Former Ukrainian Minister of the Interior Yuriy Lutsenko on trial in Kyiv. Photo by Grigory Vassilenko/RIA Novosti.

Tymoshenko’s conviction led to a stall in EU-Ukraine relations that began in December 2011 (see the post on this blog from February 7), when EU officials declared integration with Ukraine would be put on hold until improvements in the political and judicial sphere were observed. Top EU foreign affairs officials Catherine Ashton and Stefan Fule reiterated their disappointment with Ukraine in the wake of yesterday’s verdict, with Fule later discussing the EU’s concerns and suggestions for reform at a speech organized by the European Policy Centre in Brussels.

Ashton and Fule’s joint statement and Fule’s speech say nothing that hasn’t already been said repeatedly. The same concerns over human rights, democracy and the rule of law prompted the EU’s refusal to sign an Association Agreement with Ukraine at a December 19, 2011 summit in Kyiv.
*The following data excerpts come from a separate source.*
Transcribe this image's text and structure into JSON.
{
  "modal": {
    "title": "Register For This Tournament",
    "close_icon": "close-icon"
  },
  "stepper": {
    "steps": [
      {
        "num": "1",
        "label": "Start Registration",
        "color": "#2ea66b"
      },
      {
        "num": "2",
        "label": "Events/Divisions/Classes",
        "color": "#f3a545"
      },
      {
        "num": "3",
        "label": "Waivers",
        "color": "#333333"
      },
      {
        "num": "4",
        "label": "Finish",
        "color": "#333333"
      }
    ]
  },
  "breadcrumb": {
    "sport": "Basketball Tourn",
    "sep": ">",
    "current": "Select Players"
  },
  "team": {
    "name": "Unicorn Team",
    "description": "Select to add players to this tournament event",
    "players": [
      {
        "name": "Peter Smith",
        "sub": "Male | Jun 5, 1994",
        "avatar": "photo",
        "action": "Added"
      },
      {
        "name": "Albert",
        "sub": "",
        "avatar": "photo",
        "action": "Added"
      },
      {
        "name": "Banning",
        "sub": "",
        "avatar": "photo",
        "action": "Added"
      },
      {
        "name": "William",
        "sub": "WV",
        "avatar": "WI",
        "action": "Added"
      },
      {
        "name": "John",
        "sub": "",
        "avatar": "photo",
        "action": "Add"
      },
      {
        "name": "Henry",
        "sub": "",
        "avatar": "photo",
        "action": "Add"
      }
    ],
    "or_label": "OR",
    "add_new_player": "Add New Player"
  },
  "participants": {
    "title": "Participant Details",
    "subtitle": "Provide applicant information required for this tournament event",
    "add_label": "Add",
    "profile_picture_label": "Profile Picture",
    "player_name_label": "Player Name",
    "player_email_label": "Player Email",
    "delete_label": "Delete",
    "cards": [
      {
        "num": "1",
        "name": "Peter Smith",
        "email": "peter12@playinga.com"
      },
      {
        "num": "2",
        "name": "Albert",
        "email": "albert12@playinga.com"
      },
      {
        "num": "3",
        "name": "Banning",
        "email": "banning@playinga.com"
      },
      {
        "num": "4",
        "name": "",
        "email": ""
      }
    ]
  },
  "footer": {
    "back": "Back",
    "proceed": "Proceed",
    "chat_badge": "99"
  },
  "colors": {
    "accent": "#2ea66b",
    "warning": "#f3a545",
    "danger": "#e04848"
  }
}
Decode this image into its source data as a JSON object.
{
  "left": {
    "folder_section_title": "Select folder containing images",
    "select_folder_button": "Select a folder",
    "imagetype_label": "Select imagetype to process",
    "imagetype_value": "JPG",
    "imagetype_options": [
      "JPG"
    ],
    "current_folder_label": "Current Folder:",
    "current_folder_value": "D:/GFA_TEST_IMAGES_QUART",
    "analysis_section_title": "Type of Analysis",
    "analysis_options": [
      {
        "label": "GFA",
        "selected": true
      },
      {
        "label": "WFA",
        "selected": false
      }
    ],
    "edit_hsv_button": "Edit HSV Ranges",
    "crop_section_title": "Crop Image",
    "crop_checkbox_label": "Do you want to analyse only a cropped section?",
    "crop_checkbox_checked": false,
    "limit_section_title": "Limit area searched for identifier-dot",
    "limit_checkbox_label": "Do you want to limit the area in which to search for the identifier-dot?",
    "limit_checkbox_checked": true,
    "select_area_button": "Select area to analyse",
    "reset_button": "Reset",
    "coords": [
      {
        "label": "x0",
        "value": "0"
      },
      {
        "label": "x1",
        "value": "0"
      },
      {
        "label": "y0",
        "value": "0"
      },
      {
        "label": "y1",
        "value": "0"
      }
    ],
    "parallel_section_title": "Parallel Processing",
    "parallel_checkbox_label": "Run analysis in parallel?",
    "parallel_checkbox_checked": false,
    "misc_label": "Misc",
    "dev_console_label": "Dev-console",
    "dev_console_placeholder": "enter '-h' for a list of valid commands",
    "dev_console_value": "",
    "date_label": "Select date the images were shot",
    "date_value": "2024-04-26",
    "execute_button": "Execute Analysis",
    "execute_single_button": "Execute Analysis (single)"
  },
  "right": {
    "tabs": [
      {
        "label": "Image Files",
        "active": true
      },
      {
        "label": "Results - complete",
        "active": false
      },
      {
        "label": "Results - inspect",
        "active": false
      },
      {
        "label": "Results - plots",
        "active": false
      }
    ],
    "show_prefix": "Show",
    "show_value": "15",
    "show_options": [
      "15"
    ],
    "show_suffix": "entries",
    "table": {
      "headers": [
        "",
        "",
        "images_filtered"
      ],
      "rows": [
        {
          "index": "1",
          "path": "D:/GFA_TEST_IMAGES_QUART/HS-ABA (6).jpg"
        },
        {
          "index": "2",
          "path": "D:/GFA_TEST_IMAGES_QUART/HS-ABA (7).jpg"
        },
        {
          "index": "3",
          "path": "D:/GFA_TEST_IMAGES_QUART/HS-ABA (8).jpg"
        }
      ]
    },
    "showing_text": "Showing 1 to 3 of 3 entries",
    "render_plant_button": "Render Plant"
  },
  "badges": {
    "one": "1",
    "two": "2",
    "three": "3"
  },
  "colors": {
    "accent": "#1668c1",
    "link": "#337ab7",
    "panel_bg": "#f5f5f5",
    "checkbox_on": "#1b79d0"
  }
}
Ukraine was fully aware of these concerns at the time, and is fully aware of them now. Lutsenko’s conviction is a slap to the face of the EU—it is clear that Brussels has and will have no influence over the direction of Ukraine as long as Yanukovych remains in power.

Ukraine’s continued defiance also highlights the ineffectiveness of the EU’s current stance towards the country. At this point, backing down and pursuing integration with Ukraine would be a significant victory for Yanukovych, while completely backing away from Ukraine would be a significant victory for Russia. It is likely the EU is simply kicking the can down the road, hoping that the October 2012 parliamentary elections in Ukraine will be dominated by anti-Yanukovych sentiment. Such an outcome, particularly the widespread election of delegates that favor European integration over alignment with Russia, could solve a lot of the EU’s problems—most presidential actions require parliamentary consent. While Yanukovych would still hold the power to dissolve the parliament and call new elections, the Orange Revolution has already shown that Ukraine is not highly susceptible to fraudulent election procedures.